Style drift — a lesser-known downside of using active funds

Posted by TEBI on August 23, 2024

Style drift — a lesser-known downside of using active funds

 

 

One of the downsides of using actively managed fund is what’s called style drift. It’s a widespread phenomenon, and, unless you’re looking out for it, the danger is it can give you a nasty surprise.

 

Many of us learned a new skill during the Covid pandemic, and for me it was cooking from scratch. I love the simple pleasure of choosing fresh natural ingredients and then turning them into a nutritious meal. I’m not an expert cook, believe me, but I’ll never go back to buying processed food with long lists of obscure ingredients.

There are close similarities between food and investments. Building a portfolio is rather like shopping for groceries. You can either fill your cart with wholefoods like organic meat, wild-caught fish, fresh fruit and vegetables, nuts, grains and legumes. Or you can buy pre-packaged food you can just put in the microwave — yes, far more convenient, but not very good for your long-term health.

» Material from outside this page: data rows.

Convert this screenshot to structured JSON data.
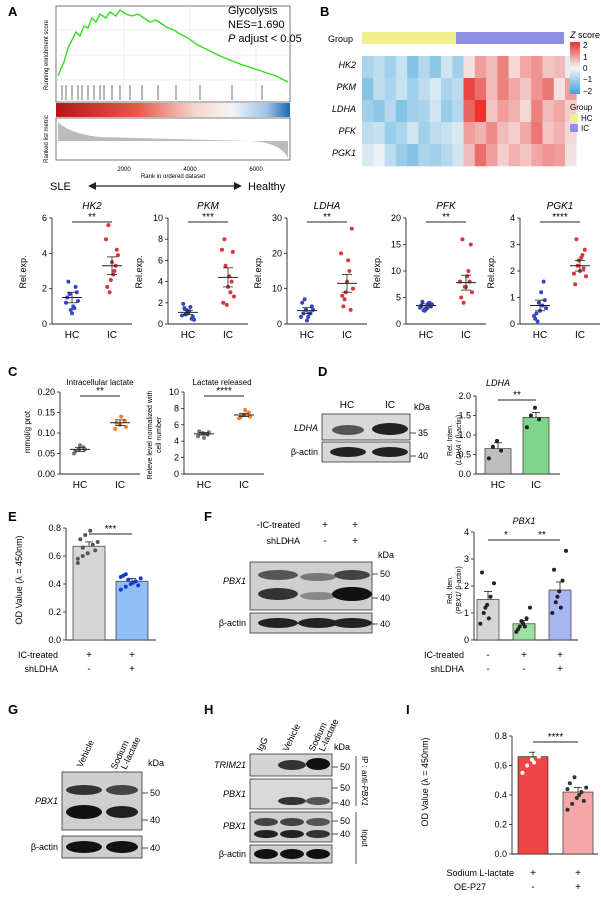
{
  "panels": {
    "A": {
      "letter": "A",
      "ylabel_top": "Running enrichment score",
      "ylabel_bottom": "Ranked list metric",
      "gene_set": "Glycolysis",
      "nes": "NES=1.690",
      "padj_p": "P",
      "padj_rest": " adjust < 0.05",
      "xaxis_title": "Rank in ordered dataset",
      "xticks": [
        "2000",
        "4000",
        "6000"
      ],
      "left_label": "SLE",
      "right_label": "Healthy"
    },
    "B": {
      "letter": "B",
      "group_label": "Group",
      "genes": [
        "HK2",
        "PKM",
        "LDHA",
        "PFK",
        "PGK1"
      ],
      "zscore_title_z": "Z",
      "zscore_title_rest": " score",
      "zscore_ticks": [
        "2",
        "1",
        "0",
        "−1",
        "−2"
      ],
      "legend_group_title": "Group",
      "legend_groups": [
        "HC",
        "IC"
      ],
      "colors": {
        "hc": "#eef08a",
        "ic": "#8f8fe6",
        "high": "#e8332e",
        "mid": "#f5f5f5",
        "low": "#3aa3dd"
      }
    },
    "row2": {
      "ylabel": "Rel.exp.",
      "groups": [
        "HC",
        "IC"
      ],
      "plots": [
        {
          "gene": "HK2",
          "sig": "**",
          "yticks": [
            "0",
            "2",
            "4",
            "6"
          ]
        },
        {
          "gene": "PKM",
          "sig": "***",
          "yticks": [
            "0",
            "2",
            "4",
            "6",
            "8",
            "10"
          ]
        },
        {
          "gene": "LDHA",
          "sig": "**",
          "yticks": [
            "0",
            "10",
            "20",
            "30"
          ]
        },
        {
          "gene": "PFK",
          "sig": "**",
          "yticks": [
            "0",
            "5",
            "10",
            "15",
            "20"
          ]
        },
        {
          "gene": "PGK1",
          "sig": "****",
          "yticks": [
            "0",
            "1",
            "2",
            "3",
            "4"
          ]
        }
      ]
    },
    "C": {
      "letter": "C",
      "plot1_title": "Intracellular lactate",
      "plot1_ylabel": "mmol/g prot",
      "plot1_sig": "**",
      "plot1_yticks": [
        "0.00",
        "0.05",
        "0.10",
        "0.15",
        "0.20"
      ],
      "plot2_title": "Lactate released",
      "plot2_ylabel_1": "Releve level normalized with",
      "plot2_ylabel_2": "cell number",
      "plot2_sig": "****",
      "plot2_yticks": [
        "0",
        "2",
        "4",
        "6",
        "8",
        "10"
      ],
      "groups": [
        "HC",
        "IC"
      ]
    },
    "D": {
      "letter": "D",
      "lanes": [
        "HC",
        "IC"
      ],
      "kda": "kDa",
      "marker_35": "35",
      "marker_40": "40",
      "row1": "LDHA",
      "row2": "β-actin",
      "bar_title": "LDHA",
      "bar_ylabel_1": "Rel. Inten.",
      "bar_ylabel_2a": "(",
      "bar_ylabel_2b": "LDHA",
      "bar_ylabel_2c": " / β-actin)",
      "bar_sig": "**",
      "bar_yticks": [
        "0.0",
        "0.5",
        "1.0",
        "1.5",
        "2.0"
      ],
      "groups": [
        "HC",
        "IC"
      ]
    },
    "E": {
      "letter": "E",
      "ylabel": "OD Value (λ = 450nm)",
      "yticks": [
        "0.0",
        "0.2",
        "0.4",
        "0.6",
        "0.8"
      ],
      "sig": "***",
      "row1": "IC-treated",
      "row2": "shLDHA",
      "row1_vals": [
        "+",
        "+"
      ],
      "row2_vals": [
        "-",
        "+"
      ]
    },
    "F": {
      "letter": "F",
      "row1": "IC-treated",
      "row2": "shLDHA",
      "row1_vals": [
        "-",
        "+",
        "+"
      ],
      "row2_vals": [
        "-",
        "-",
        "+"
      ],
      "kda": "kDa",
      "marker_50": "50",
      "marker_40": "40",
      "marker_40b": "40",
      "blot1": "PBX1",
      "blot2": "β-actin",
      "bar_title": "PBX1",
      "bar_ylabel_1": "Rel. Iten.",
      "bar_ylabel_2a": "(",
      "bar_ylabel_2b": "PBX1",
      "bar_ylabel_2c": "/ β-actin)",
      "bar_yticks": [
        "0",
        "1",
        "2",
        "3",
        "4"
      ],
      "sig1": "*",
      "sig2": "**",
      "bar_row1": "IC-treated",
      "bar_row2": "shLDHA",
      "bar_row1_vals": [
        "-",
        "+",
        "+"
      ],
      "bar_row2_vals": [
        "-",
        "-",
        "+"
      ]
    },
    "G": {
      "letter": "G",
      "lanes": [
        "Vehicle",
        "Sodium",
        "L-lactate"
      ],
      "kda": "kDa",
      "marker_50": "50",
      "marker_40": "40",
      "marker_40b": "40",
      "blot1": "PBX1",
      "blot2": "β-actin"
    },
    "H": {
      "letter": "H",
      "lanes": [
        "IgG",
        "Vehicle",
        "Sodium",
        "L-lactate"
      ],
      "kda": "kDa",
      "marker_50": "50",
      "marker_50b": "50",
      "marker_40": "40",
      "marker_50c": "50",
      "marker_40b": "40",
      "blot1": "TRIM21",
      "blot2": "PBX1",
      "blot3": "PBX1",
      "blot4": "β-actin",
      "ip_label_1": "IP : anti-",
      "ip_label_2": "PBX1",
      "input_label": "Input"
    },
    "I": {
      "letter": "I",
      "ylabel": "OD Value (λ = 450nm)",
      "yticks": [
        "0.0",
        "0.2",
        "0.4",
        "0.6",
        "0.8"
      ],
      "sig": "****",
      "row1": "Sodium L-lactate",
      "row2": "OE-P27",
      "row1_vals": [
        "+",
        "+"
      ],
      "row2_vals": [
        "-",
        "+"
      ]
    }
  }
}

Actively managed mutual funds can be rather like convenience foods. They’re often heavily advertised and made to look as though they’re much better for us than they are. Worse still, you may get a nasty surprise when you discover what they actually contain.

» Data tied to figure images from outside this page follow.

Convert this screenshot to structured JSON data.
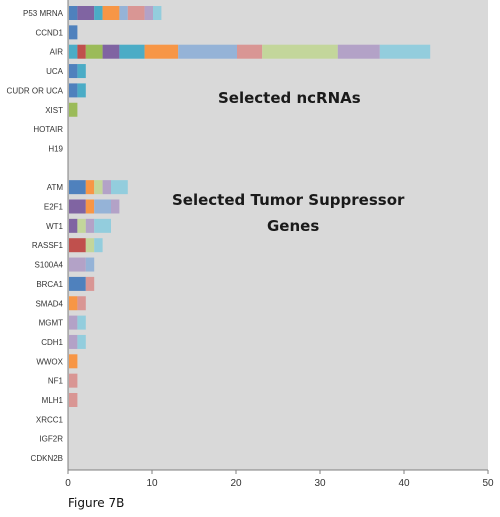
{
  "caption": "Figure 7B",
  "colors": {
    "plot_background": "#d9d9d9",
    "palette": [
      "#4f81bd",
      "#8064a2",
      "#c0504d",
      "#9bbb59",
      "#4bacc6",
      "#f79646",
      "#95b3d7",
      "#d99694",
      "#c3d69b",
      "#b3a2c7",
      "#93cddd"
    ]
  },
  "chart_data": {
    "type": "bar",
    "orientation": "horizontal",
    "stacked": true,
    "xlim": [
      0,
      50
    ],
    "xticks": [
      "0",
      "10",
      "20",
      "30",
      "40",
      "50"
    ],
    "grid": false,
    "legend": "none",
    "annotations": [
      {
        "text": "Selected ncRNAs"
      },
      {
        "text": "Selected Tumor Suppressor"
      },
      {
        "text": "Genes"
      }
    ],
    "categories": [
      "P53 MRNA",
      "CCND1",
      "AIR",
      "UCA",
      "CUDR OR UCA",
      "XIST",
      "HOTAIR",
      "H19",
      "",
      "ATM",
      "E2F1",
      "WT1",
      "RASSF1",
      "S100A4",
      "BRCA1",
      "SMAD4",
      "MGMT",
      "CDH1",
      "WWOX",
      "NF1",
      "MLH1",
      "XRCC1",
      "IGF2R",
      "CDKN2B"
    ],
    "bars": [
      [
        {
          "v": 1,
          "c": 0
        },
        {
          "v": 2,
          "c": 1
        },
        {
          "v": 1,
          "c": 4
        },
        {
          "v": 2,
          "c": 5
        },
        {
          "v": 1,
          "c": 6
        },
        {
          "v": 2,
          "c": 7
        },
        {
          "v": 1,
          "c": 9
        },
        {
          "v": 1,
          "c": 10
        }
      ],
      [
        {
          "v": 1,
          "c": 0
        }
      ],
      [
        {
          "v": 1,
          "c": 4
        },
        {
          "v": 1,
          "c": 2
        },
        {
          "v": 2,
          "c": 3
        },
        {
          "v": 2,
          "c": 1
        },
        {
          "v": 3,
          "c": 4
        },
        {
          "v": 4,
          "c": 5
        },
        {
          "v": 7,
          "c": 6
        },
        {
          "v": 3,
          "c": 7
        },
        {
          "v": 9,
          "c": 8
        },
        {
          "v": 5,
          "c": 9
        },
        {
          "v": 6,
          "c": 10
        }
      ],
      [
        {
          "v": 1,
          "c": 0
        },
        {
          "v": 1,
          "c": 4
        }
      ],
      [
        {
          "v": 1,
          "c": 0
        },
        {
          "v": 1,
          "c": 4
        }
      ],
      [
        {
          "v": 1,
          "c": 3
        }
      ],
      [],
      [],
      [],
      [
        {
          "v": 2,
          "c": 0
        },
        {
          "v": 1,
          "c": 5
        },
        {
          "v": 1,
          "c": 8
        },
        {
          "v": 1,
          "c": 9
        },
        {
          "v": 2,
          "c": 10
        }
      ],
      [
        {
          "v": 2,
          "c": 1
        },
        {
          "v": 1,
          "c": 5
        },
        {
          "v": 2,
          "c": 6
        },
        {
          "v": 1,
          "c": 9
        }
      ],
      [
        {
          "v": 1,
          "c": 1
        },
        {
          "v": 1,
          "c": 8
        },
        {
          "v": 1,
          "c": 9
        },
        {
          "v": 2,
          "c": 10
        }
      ],
      [
        {
          "v": 2,
          "c": 2
        },
        {
          "v": 1,
          "c": 8
        },
        {
          "v": 1,
          "c": 10
        }
      ],
      [
        {
          "v": 2,
          "c": 9
        },
        {
          "v": 1,
          "c": 6
        }
      ],
      [
        {
          "v": 2,
          "c": 0
        },
        {
          "v": 1,
          "c": 7
        }
      ],
      [
        {
          "v": 1,
          "c": 5
        },
        {
          "v": 1,
          "c": 7
        }
      ],
      [
        {
          "v": 1,
          "c": 9
        },
        {
          "v": 1,
          "c": 10
        }
      ],
      [
        {
          "v": 1,
          "c": 9
        },
        {
          "v": 1,
          "c": 10
        }
      ],
      [
        {
          "v": 1,
          "c": 5
        }
      ],
      [
        {
          "v": 1,
          "c": 7
        }
      ],
      [
        {
          "v": 1,
          "c": 7
        }
      ],
      [],
      [],
      []
    ]
  }
}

In fact, the labeling of investment products can be even more misleading than food labels. Take equity funds, for example. Stocks come in many varieties. There are large-cap, mid-cap, small-cap and micro-cap stocks, growth stocks, value stocks, momentum stocks, low-volatility stocks, high-dividend-yielding stocks — the list goes on.

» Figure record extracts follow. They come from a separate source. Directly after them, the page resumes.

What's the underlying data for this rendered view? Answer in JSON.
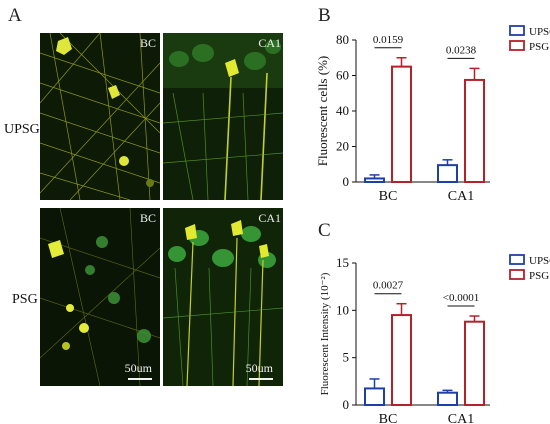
{
  "panel_labels": {
    "a": "A",
    "b": "B",
    "c": "C"
  },
  "row_labels": {
    "top": "UPSG",
    "bottom": "PSG"
  },
  "micrographs": {
    "tl_label": "BC",
    "tr_label": "CA1",
    "bl_label": "BC",
    "br_label": "CA1",
    "bl_scale": "50um",
    "br_scale": "50um"
  },
  "legend": {
    "upsg": "UPSG",
    "psg": "PSG"
  },
  "colors": {
    "upsg": "#1f3fa8",
    "psg": "#b5202a",
    "fluor": "#d9e02a",
    "green": "#3fa83a"
  },
  "chart_data": [
    {
      "type": "bar",
      "panel": "B",
      "categories": [
        "BC",
        "CA1"
      ],
      "series": [
        {
          "name": "UPSG",
          "values": [
            2,
            9.5
          ],
          "errors": [
            2,
            3
          ]
        },
        {
          "name": "PSG",
          "values": [
            65,
            57.5
          ],
          "errors": [
            5,
            6.5
          ]
        }
      ],
      "ylabel": "Fluorescent cells (%)",
      "ylim": [
        0,
        80
      ],
      "yticks": [
        "0",
        "20",
        "40",
        "60",
        "80"
      ],
      "annotations": [
        "0.0159",
        "0.0238"
      ]
    },
    {
      "type": "bar",
      "panel": "C",
      "categories": [
        "BC",
        "CA1"
      ],
      "series": [
        {
          "name": "UPSG",
          "values": [
            1.75,
            1.3
          ],
          "errors": [
            1,
            0.25
          ]
        },
        {
          "name": "PSG",
          "values": [
            9.5,
            8.8
          ],
          "errors": [
            1.2,
            0.6
          ]
        }
      ],
      "ylabel": "Fluorescent Intensity (10⁻²)",
      "ylim": [
        0,
        15
      ],
      "yticks": [
        "0",
        "5",
        "10",
        "15"
      ],
      "annotations": [
        "0.0027",
        "<0.0001"
      ]
    }
  ]
}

The problem, as Mark Hebner explains in Step 6 of his book Index Funds: The 12-Step Recovery Program for Active Investors, is that no industry-wide standards exist for defining these terms.

“To make matters even more difficult,” Hebner writes, “carefully crafted fund prospectuses give active fund managers significant leeway to deviate from their fund’s stated investment style. As a result, companies with divergent risk and return characteristics are often lumped together into the same style.”

The phenomenon Hebner is referring to is called style drift.